How to Clone a Hard Drive With Bad Sectors Using ddrescue

Jared

Administrator
Staff member
If you ddrescue a 500Gb drive onto a 1Tb, you'll be left with 500Gb of old data at the end. It's best to either start with a zero filled blank drive or at least set the scan area to the lba size of the original drive you imaged.

Did ddrescue seem to actually image the data, or did it just error out on everything?
 

jimmy5

Member
i cant really remember how ddrescue ended(i might have even ended it myself to save it from damage), but the only data that i saw from the scanned image was from 2009-2012 or something... and nothing from 2015 or 2016...
but i also have a short mapfile of the ddrescue scan, so it should have saved atleast something on the image? which i did not see at all...
 

adsrawson

New member
Thanks for this tutorial,

Is it possible to clone just 400gb of a 2tb drive onto another 2tb drive that already has some data on it without losing that data?

Thanks
 

pclab

Moderator
Is the patient drive OK?
If yes, you can directly copy the selected data.
If you want to image/clone, it's better to save the data from donor HDD, because you will loose it.
 

adsrawson

New member
Thanks for the fast reply,

The drive with the 400gb of data I want to copy is on a HD that is failing (bad sectors). I want to save as mucin data as possible but only have 2 smaller SSD's and another identical 2tb drive (but this has programs/data on I'd rather not have to reinstall).

I'm guessing the failing drive is the 'patient drive' as you say, so presumably I'll need a fresh HD of 2tb or more to save any data I can?
 

NNenov

New member
A long time ago, I had an important hard disk fail on me, it was making bad sounds, I followed an online walkthrough on using DDrescue to clone the damaged drive perfectly. I've now had another failure and I can't find that walkthrough anymore.. but this looks great, I just have some questions before I can try to follow;

- The original walkthrough I followed, required 2 new hard disks, one to "image"(I think that was the term) the damaged drive to, and the second to clone/image the image to and create a proper clone on.

I only have one blank hard disk available at the moment, it is 2TB SSD/HD hybrid drive;
I dont quite get exactly what you are explaining, is it:
a. how to create an "image" file to the new drive, which then needs to be further processed before being imaged onto a new drive, basically moving it to a healthy body
or
b. is it explaining how to clone the damaged drive directly to a new drive, but without the bad sectors?
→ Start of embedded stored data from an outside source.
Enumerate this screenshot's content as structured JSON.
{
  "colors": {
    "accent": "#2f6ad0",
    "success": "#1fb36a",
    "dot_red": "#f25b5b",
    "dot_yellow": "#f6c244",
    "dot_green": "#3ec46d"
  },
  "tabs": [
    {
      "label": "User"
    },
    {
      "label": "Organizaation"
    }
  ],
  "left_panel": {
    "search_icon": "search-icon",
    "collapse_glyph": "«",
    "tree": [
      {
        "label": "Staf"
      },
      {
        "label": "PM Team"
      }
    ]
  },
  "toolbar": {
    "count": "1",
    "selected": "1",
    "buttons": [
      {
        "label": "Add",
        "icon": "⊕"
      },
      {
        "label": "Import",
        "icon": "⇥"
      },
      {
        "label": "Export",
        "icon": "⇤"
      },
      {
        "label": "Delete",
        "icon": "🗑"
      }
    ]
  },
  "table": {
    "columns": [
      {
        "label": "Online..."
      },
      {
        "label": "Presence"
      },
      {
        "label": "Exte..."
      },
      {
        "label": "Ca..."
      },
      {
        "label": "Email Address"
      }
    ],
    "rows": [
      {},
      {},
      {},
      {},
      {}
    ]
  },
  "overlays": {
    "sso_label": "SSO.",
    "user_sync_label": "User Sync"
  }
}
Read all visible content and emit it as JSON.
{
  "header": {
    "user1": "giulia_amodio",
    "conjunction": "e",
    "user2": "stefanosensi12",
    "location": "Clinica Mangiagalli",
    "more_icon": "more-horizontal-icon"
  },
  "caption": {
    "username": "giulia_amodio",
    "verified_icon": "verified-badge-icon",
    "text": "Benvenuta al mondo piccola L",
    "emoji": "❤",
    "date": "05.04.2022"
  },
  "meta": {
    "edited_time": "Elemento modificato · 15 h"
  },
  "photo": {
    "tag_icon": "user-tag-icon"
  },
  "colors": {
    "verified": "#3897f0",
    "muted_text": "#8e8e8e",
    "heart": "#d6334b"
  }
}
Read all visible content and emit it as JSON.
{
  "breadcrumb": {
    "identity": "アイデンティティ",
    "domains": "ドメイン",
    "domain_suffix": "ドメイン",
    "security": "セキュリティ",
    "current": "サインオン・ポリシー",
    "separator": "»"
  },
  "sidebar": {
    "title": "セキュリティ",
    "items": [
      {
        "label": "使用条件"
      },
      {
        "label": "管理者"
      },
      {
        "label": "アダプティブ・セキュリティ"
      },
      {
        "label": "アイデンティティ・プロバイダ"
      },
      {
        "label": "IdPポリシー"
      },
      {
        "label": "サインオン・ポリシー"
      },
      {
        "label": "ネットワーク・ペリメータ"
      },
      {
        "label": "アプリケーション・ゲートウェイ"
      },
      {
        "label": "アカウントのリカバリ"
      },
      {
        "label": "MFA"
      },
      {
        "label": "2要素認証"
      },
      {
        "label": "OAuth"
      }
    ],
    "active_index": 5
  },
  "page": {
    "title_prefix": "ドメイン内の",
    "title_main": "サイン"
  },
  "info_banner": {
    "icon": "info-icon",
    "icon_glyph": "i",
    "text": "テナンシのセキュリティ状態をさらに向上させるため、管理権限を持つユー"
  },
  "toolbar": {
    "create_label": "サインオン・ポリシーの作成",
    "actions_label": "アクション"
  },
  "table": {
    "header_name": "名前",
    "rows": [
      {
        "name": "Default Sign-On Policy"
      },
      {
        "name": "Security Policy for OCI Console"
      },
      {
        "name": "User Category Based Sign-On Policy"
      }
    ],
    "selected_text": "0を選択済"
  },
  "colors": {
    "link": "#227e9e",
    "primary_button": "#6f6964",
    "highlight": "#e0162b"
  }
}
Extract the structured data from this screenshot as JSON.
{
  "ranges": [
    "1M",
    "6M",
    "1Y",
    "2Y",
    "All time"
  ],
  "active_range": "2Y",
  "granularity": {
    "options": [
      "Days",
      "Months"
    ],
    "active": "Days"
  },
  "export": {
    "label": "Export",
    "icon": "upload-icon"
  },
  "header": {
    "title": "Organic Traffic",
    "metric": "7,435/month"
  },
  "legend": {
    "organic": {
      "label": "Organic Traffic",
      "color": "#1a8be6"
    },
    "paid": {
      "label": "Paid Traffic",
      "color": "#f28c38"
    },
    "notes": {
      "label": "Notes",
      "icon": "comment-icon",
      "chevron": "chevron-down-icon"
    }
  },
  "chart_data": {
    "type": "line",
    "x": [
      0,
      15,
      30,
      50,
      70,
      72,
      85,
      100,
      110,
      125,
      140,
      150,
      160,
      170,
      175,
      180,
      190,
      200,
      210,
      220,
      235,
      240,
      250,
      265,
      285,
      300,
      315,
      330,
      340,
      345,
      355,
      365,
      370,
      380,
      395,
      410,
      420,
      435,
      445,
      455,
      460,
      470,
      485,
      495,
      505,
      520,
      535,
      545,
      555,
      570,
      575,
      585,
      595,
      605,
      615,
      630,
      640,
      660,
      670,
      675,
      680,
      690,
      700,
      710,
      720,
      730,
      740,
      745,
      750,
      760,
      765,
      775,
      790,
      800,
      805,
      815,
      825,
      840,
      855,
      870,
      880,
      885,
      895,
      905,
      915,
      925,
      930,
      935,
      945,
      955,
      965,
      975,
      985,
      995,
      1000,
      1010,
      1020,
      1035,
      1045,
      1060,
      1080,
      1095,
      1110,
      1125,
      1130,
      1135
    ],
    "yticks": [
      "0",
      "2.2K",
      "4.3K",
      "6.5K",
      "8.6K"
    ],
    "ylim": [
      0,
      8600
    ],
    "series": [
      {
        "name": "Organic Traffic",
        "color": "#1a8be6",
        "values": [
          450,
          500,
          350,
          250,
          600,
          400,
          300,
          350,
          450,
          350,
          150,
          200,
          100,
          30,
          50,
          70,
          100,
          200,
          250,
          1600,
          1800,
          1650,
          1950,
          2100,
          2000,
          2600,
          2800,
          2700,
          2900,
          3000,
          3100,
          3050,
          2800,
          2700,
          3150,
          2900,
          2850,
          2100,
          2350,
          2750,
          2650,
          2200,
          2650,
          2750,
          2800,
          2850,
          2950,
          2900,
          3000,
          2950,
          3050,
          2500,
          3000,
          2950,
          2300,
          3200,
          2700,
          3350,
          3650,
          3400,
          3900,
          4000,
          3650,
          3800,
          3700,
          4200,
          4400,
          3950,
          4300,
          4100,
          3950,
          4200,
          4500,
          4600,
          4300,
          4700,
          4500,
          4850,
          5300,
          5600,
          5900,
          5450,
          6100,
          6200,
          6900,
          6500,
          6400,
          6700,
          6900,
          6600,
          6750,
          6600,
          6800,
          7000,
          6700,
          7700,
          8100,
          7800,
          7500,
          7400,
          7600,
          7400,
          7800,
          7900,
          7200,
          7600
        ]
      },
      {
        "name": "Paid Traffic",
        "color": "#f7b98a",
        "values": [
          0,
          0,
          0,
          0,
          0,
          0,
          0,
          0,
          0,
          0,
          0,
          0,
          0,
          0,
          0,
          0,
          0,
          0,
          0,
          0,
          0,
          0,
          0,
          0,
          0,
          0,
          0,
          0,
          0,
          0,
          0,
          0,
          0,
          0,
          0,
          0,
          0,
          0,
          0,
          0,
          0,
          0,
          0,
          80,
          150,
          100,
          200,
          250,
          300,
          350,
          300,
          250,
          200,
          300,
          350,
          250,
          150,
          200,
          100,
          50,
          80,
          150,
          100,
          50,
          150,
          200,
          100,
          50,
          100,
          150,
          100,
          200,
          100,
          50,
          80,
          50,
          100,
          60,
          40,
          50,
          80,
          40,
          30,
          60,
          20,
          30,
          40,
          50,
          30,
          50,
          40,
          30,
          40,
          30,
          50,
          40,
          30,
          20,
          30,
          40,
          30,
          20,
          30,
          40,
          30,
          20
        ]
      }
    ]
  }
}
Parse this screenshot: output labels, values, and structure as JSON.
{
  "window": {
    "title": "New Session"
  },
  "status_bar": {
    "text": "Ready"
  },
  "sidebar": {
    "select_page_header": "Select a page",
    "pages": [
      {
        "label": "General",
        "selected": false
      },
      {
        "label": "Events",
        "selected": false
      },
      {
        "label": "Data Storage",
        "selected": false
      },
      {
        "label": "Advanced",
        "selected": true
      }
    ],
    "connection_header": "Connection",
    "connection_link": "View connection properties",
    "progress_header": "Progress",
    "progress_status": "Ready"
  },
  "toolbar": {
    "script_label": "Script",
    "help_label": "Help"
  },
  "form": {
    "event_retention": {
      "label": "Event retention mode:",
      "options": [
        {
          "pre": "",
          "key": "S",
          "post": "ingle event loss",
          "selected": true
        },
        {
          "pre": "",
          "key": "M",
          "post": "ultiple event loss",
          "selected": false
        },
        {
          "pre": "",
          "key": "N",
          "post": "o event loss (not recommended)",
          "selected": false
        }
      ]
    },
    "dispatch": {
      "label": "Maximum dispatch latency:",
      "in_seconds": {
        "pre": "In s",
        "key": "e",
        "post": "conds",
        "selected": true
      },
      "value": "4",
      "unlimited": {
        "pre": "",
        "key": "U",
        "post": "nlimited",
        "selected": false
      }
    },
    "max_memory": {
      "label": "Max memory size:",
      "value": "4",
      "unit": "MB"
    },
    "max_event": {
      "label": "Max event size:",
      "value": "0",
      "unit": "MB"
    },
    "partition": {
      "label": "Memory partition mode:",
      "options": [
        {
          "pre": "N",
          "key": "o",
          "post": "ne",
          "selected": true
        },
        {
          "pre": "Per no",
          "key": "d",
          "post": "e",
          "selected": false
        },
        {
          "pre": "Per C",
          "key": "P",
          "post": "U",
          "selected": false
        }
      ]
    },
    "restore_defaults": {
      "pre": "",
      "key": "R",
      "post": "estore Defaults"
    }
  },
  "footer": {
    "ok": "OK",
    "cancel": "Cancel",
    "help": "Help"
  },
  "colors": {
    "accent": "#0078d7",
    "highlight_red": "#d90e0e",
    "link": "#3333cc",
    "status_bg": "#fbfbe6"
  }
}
if the case is a, can I still do this with my single 2TB drive, by partitioning it in windows prior to the operation? if I did this, would it read as 2 separate drives when calling "hwinfo --short" and is it an issue that my new drive is a "hybrid" drive?
 

lcoughey

Moderator
You need not make an image and a drive-to-drive clone...one should suffice. If going drive-to-drive, the destination drive must be the exact same sector size or larger. If going drive to image, the formatted partition on the destination drive must be large enough to hold the full capacity of the source drive in an image file. How big is the source drive?

While we are at it, what is the model and problem with the source drive too?
 

NNenov

New member
Thank you for the fast response, the troubled drive is a "repaired" (old) seagate 500gb baracuda 7200rpm.
It makes some strange sounds, sometimes boots if the computer has been turned off, but fails soon after boot and disappears from My Computer.
The new drive I got is
"2TB Seagate ST2000DX002 3.5" FireCuda, SSHD, 8GB cMLC NAND, SATA III - 6Gb/s, 7200rpm, 64MB Cache, OEM"

I am tempted to do a direct drive to drive operation, but if I do this, it would mean I should avoid using -r (repeated attempts) since this may kill the drive if it is really damaged, and it seems it would be safer to use an image and do just 1 pass, once I have the image I can do -r3 without worrying about the drive dying. Is this right? if this is the better option then I am again not sure if I can partition my new drive and how imaging and cloning would work.